Burial or Cremation?

From John @ http://thereformedbaptistthinker.blogspot.com

Russell Moore has written an excellent piece for the January/February, 2007 issue of Touchstone magazine: "Grave Signs." I used to be a staunch cremation proponent, even after I became a Christian. However, over the last several years, I rethought my view as I have been applying a biblical worldview to all areas of life. Now I have asked to be buried, and advocate the same for all Christians (while recognizing that God may have other plans for our bodies, especially due to persecution and martyrdom). Moore makes this case better than I ever could. Here is an excerpt:

Of all the issues of controversy among Christians, I find few more incendiary than whether or not we should, well, incinerate the bodies of our loved ones. I find that Christians become agitated, defensive, and personally insulted more quickly on the question of cremation than on almost any other contemporary question. And I find this odd.
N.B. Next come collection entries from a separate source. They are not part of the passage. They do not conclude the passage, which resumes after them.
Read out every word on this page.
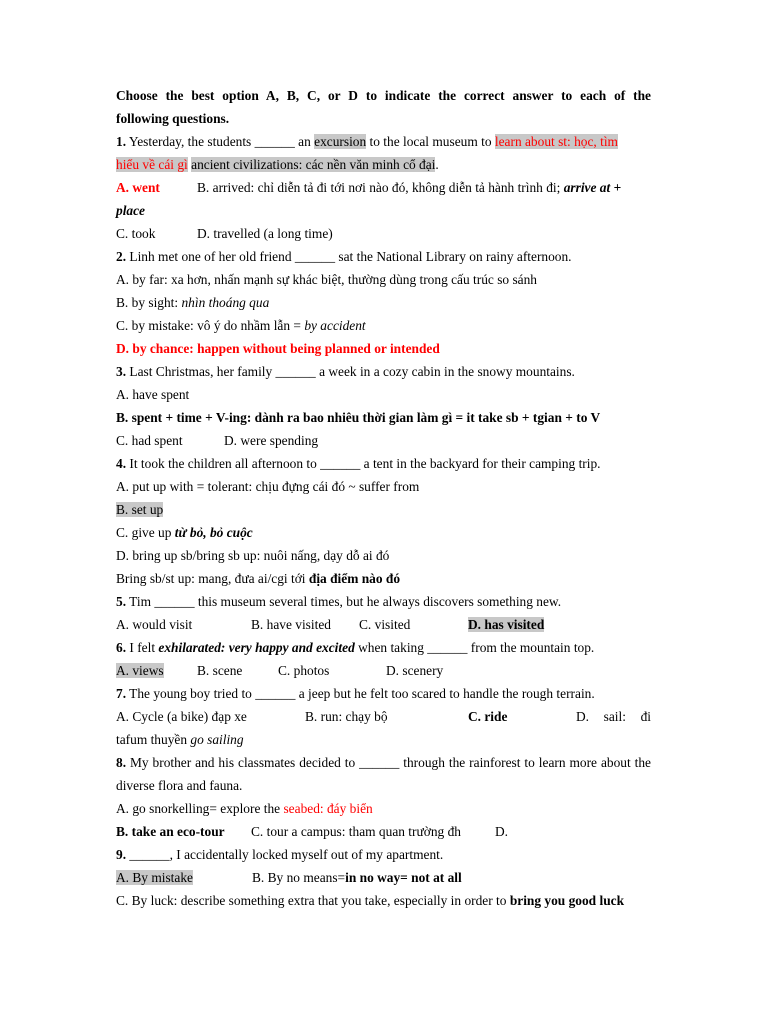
Choose the best option A, B, C, or D to indicate the correct answer to each of the
following questions.
1. Yesterday, the students ______ an excursion to the local museum to learn about st: học, tìm
hiểu về cái gì ancient civilizations: các nền văn minh cổ đại.
A. went	B. arrived: chỉ diễn tả đi tới nơi nào đó, không diễn tả hành trình đi; arrive at +
place
C. took	D. travelled (a long time)
2. Linh met one of her old friend ______ sat the National Library on rainy afternoon.
A. by far: xa hơn, nhấn mạnh sự khác biệt, thường dùng trong cấu trúc so sánh
B. by sight: nhìn thoáng qua
C. by mistake: vô ý do nhầm lẫn = by accident
D. by chance: happen without being planned or intended
3. Last Christmas, her family ______ a week in a cozy cabin in the snowy mountains.
A. have spent
B. spent + time + V-ing: dành ra bao nhiêu thời gian làm gì = it take sb + tgian + to V
C. had spent	D. were spending
4. It took the children all afternoon to ______ a tent in the backyard for their camping trip.
A. put up with = tolerant: chịu đựng cái đó ~ suffer from
B. set up
C. give up từ bỏ, bỏ cuộc
D. bring up sb/bring sb up: nuôi nấng, dạy dỗ ai đó
Bring sb/st up: mang, đưa ai/cgi tới địa điểm nào đó
5. Tim ______ this museum several times, but he always discovers something new.
A. would visit	B. have visited C. visited	D. has visited
6. I felt exhilarated: very happy and excited when taking ______ from the mountain top.
A. views B. scene	C. photos	D. scenery
7. The young boy tried to ______ a jeep but he felt too scared to handle the rough terrain.
A. Cycle (a bike) đạp xe	B. run: chạy bộ	C. ride	D. sail: đi
tafum thuyền go sailing
8. My brother and his classmates decided to ______ through the rainforest to learn more about the diverse flora and fauna.
A. go snorkelling= explore the seabed: đáy biển
B. take an eco-tour C. tour a campus: tham quan trường đh	D.
9. ______, I accidentally locked myself out of my apartment.
A. By mistake	B. By no means=in no way= not at all
C. By luck: describe something extra that you take, especially in order to bring you good luck
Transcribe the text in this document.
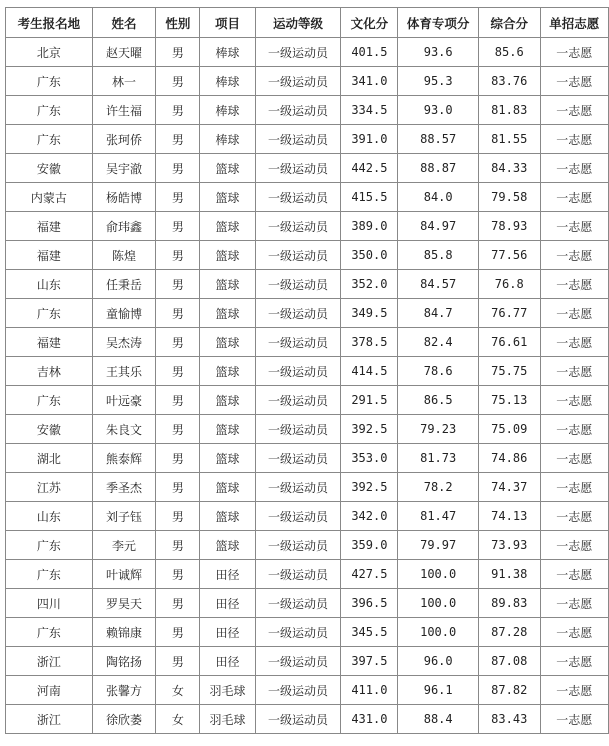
考生报名地	姓名	性别	项目	运动等级	文化分	体育专项分	综合分	单招志愿
北京	赵天曜	男	棒球	一级运动员	401.5	93.6	85.6	一志愿
广东	林一	男	棒球	一级运动员	341.0	95.3	83.76	一志愿
广东	许生福	男	棒球	一级运动员	334.5	93.0	81.83	一志愿
广东	张珂侨	男	棒球	一级运动员	391.0	88.57	81.55	一志愿
安徽	吴宇澈	男	篮球	一级运动员	442.5	88.87	84.33	一志愿
内蒙古	杨皓博	男	篮球	一级运动员	415.5	84.0	79.58	一志愿
福建	俞玮鑫	男	篮球	一级运动员	389.0	84.97	78.93	一志愿
福建	陈煌	男	篮球	一级运动员	350.0	85.8	77.56	一志愿
山东	任秉岳	男	篮球	一级运动员	352.0	84.57	76.8	一志愿
广东	童愉博	男	篮球	一级运动员	349.5	84.7	76.77	一志愿
福建	吴杰涛	男	篮球	一级运动员	378.5	82.4	76.61	一志愿
吉林	王其乐	男	篮球	一级运动员	414.5	78.6	75.75	一志愿
广东	叶远豪	男	篮球	一级运动员	291.5	86.5	75.13	一志愿
安徽	朱良文	男	篮球	一级运动员	392.5	79.23	75.09	一志愿
湖北	熊泰辉	男	篮球	一级运动员	353.0	81.73	74.86	一志愿
江苏	季圣杰	男	篮球	一级运动员	392.5	78.2	74.37	一志愿
山东	刘子钰	男	篮球	一级运动员	342.0	81.47	74.13	一志愿
广东	李元	男	篮球	一级运动员	359.0	79.97	73.93	一志愿
广东	叶诚辉	男	田径	一级运动员	427.5	100.0	91.38	一志愿
四川	罗昊天	男	田径	一级运动员	396.5	100.0	89.83	一志愿
广东	赖锦康	男	田径	一级运动员	345.5	100.0	87.28	一志愿
浙江	陶铭扬	男	田径	一级运动员	397.5	96.0	87.08	一志愿
河南	张馨方	女	羽毛球	一级运动员	411.0	96.1	87.82	一志愿
浙江	徐欣萎	女	羽毛球	一级运动员	431.0	88.4	83.43	一志愿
A Christian burial seems, in this culture, more and more nonsensical: a waste of money, a waste of otherwise usable land, a waste, perhaps, even of emotion, as we try to “hold on to the past” and fail to “move through our grief and get on with life.” But if someone had asked any previous generation of Christians or of pagans if cremation were a Christian act, the answer would have seemed obvious to them, whether they were believers or infidels: Christians bury their dead.

Today, however, an anti-cremation stance is often ridiculed by Christians as, at best, Luddite and, at worst, carnal. When I counsel a family to reject the funeral director’s cremation option, I am often asked: “Can’t God raise a cremated Christian just as he can raise a decomposed buried Christian?” The question is more complicated than whether God can reconstitute ashes. Of course he can. The question is whether we should put him in a position of having to do so in the first place.